Également au programme de cette édition: le duo excentrique Cabosanroque présente « Démons », installation sonore et visuelle s’appuyant sur les écrits du poète catalan et romantique Jacint Verdaguer qui a mené de multiples expériences mystiques ; le metteur en scène Mohamed El Khatib et le réalisateur Alain Cavalier proposent de leur côté une soirée sous la forme d’une conversation autour de ce qui les réunit dans leur acte de création. On verra les performances de l’Afghane Kubra Khademi et de l’Indienne Mallika Taneja qui empoignent la question brûlante du harcèlement sexiste.
On annonce un spectacle couplant deux mises en scène: Lionel Dray se saisit de l’unique roman de Jean de la Ville De Mirmont, « les Dimanches de Monsieur Dézert », l’histoire d’un fonctionnaire qui vit pleinement ses dimanches, pour livrer une adaptation très libre en forme de seul en scène ; Sylvain Creuzevault entame avec « Construire un feu », d’après Jack London, un cycle intitulé «Les Tourmentes» constitué de formes intimistes et brèves comme des «peintures animées, des natures vives», mettant en scène des individus dans des espaces naturels hostiles.

Constuire un feu • Sylvain Creuzevault
Avec « la Naissance de la tragédie », Maxime Kurvers reviendra aux fondamentaux du théâtre: l’acteur et la parole. Où un acteur s’adresse frontalement au public dans un récit incarnant la mémoire de la tragédie et organisant une histoire de l’art scénique occidental, pensée à partir des « Perses » d’Eschyle – première tragédie connue. Après « Doreen », David Geselson est de retour pour présenter au Théâtre de la Cité « le Silence et la peur », spectacle faisant surgir avec une équipe franco-américaine la voix de Nina Simone et l’épopée de sa traversée du siècle terminée en drame, témoignage d’une vie marquée par de multiples crises identitaires.
La chorégraphe Meg Suart revient avec « Celestial Sorrow » (photo), création hantée par la longue dictature en Indonésie du président Suharto (renversé par les étudiants en 1998), objet insaisissable mêlant danse, installation plastique, chant, musique live, stylisme… Danseur et chorégraphe, Daniel Linehan interprète « Body of Work » qui s’attache à écouter la mémoire fragmentée de son propre corps et retracer comment les blessures, les mouvements, les danses successives dont il fut l’interprète ont persisté au-delà d’une représentation: une rétrospective archéologique qui est aussi une réflexion proustienne sur le passage du temps.
Metteur en scène et plasticien iconoclaste, Théo Mercier a imaginé « Affordable Solution for Better Living » avec le danseur Steven Michel, un corps à corps entre un cyborg musculeux et une bibliothèque Kallax, l’un de ces «objets abordables pour une vie meilleure» montés en vingt minutes et qui colonisent la vie domestique.
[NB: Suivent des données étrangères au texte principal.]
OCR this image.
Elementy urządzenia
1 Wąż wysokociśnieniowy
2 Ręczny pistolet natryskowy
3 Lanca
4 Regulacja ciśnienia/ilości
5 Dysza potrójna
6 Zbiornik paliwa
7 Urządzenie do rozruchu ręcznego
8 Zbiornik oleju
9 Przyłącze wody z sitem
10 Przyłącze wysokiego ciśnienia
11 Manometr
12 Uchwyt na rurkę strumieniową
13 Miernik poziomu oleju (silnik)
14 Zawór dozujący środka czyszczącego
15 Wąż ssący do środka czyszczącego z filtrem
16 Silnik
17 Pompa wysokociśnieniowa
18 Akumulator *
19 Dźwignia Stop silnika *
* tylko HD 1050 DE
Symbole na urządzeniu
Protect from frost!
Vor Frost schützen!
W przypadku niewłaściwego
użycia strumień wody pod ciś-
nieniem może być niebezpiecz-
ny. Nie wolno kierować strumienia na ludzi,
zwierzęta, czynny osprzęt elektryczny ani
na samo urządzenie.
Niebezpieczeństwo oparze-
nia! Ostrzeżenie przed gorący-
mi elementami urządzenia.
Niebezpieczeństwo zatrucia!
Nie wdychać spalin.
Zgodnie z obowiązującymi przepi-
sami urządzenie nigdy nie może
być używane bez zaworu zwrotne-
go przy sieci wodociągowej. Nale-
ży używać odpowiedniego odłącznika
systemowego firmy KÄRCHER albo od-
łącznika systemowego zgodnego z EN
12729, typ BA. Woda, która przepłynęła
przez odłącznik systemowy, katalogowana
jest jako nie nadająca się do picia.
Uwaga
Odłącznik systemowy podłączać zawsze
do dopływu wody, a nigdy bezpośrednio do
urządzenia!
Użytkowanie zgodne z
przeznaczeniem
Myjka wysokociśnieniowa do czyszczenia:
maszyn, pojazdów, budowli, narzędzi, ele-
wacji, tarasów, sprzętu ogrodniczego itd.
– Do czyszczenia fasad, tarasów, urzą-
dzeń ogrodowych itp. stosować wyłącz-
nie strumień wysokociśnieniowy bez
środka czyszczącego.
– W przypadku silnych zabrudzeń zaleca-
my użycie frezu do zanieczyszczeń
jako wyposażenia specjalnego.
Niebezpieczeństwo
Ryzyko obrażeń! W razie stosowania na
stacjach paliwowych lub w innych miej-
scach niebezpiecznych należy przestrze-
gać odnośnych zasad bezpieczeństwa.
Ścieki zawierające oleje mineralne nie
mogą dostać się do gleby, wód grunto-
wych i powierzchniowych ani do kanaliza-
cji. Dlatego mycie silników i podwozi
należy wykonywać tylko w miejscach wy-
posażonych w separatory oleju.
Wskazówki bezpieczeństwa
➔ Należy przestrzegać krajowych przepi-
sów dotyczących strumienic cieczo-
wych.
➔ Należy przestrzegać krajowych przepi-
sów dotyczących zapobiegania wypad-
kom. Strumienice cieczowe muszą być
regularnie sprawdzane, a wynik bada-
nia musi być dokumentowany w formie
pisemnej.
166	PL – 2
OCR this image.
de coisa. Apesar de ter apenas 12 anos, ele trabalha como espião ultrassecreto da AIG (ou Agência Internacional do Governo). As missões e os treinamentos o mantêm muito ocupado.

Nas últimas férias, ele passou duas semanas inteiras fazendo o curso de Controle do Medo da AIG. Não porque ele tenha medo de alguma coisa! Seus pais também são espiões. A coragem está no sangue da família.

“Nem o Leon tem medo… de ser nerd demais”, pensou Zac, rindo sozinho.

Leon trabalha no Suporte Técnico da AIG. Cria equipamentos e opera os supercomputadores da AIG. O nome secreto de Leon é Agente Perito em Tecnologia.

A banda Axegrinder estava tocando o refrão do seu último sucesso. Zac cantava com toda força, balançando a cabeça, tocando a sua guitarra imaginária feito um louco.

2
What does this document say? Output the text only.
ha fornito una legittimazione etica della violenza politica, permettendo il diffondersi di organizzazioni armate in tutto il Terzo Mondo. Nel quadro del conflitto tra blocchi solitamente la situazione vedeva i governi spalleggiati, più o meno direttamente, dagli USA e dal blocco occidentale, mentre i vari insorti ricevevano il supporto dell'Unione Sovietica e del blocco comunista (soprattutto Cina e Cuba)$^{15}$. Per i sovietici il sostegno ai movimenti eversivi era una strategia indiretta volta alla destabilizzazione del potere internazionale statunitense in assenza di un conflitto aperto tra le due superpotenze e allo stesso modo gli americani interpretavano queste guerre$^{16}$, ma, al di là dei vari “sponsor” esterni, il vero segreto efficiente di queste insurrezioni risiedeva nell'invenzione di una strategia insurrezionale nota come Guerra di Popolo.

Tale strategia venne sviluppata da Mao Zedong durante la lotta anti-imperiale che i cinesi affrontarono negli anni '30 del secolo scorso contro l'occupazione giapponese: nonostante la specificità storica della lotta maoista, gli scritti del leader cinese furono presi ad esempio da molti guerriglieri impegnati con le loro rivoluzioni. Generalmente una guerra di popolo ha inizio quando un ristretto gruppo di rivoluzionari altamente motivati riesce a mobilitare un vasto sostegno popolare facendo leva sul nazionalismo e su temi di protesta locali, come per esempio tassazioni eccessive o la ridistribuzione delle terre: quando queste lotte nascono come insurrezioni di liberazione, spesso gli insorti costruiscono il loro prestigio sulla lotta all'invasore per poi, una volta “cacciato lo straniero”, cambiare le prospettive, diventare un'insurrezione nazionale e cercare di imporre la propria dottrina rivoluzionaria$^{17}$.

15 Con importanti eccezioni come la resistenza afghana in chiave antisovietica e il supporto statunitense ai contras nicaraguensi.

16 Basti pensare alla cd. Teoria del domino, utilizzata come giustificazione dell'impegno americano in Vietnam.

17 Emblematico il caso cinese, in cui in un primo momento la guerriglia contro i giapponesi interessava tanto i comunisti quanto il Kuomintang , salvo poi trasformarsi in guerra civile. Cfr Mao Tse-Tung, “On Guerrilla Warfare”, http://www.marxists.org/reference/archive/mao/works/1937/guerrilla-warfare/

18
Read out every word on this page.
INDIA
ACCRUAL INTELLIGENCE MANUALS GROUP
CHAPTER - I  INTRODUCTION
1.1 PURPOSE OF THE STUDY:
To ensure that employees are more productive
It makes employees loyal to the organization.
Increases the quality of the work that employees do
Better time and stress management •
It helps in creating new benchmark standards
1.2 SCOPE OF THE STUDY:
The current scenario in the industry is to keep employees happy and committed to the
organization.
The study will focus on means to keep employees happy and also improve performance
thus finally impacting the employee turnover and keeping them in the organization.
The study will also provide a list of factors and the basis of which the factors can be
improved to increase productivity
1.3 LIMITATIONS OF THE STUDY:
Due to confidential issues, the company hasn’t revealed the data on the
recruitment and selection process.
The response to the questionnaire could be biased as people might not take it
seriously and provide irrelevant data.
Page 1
Les marionnettistes Aïtor Sanz Juanez et Renaud Herbin, la chorégraphe Julie Nioche et la compositrice Sir Alice se sont associés pour créer « At the Still Point of the Turning World », spectacle en suspension entre ciel et terre, entre rêve et monde, une exploration onirique. Citons enfin les concerts de musique de chambre donnés par l’ensemble L’Instant Donné et par un quatuor de musiciens de l’Orchestre national du Capitole de Toulouse, en partenariat avec les Musicales franco-russes.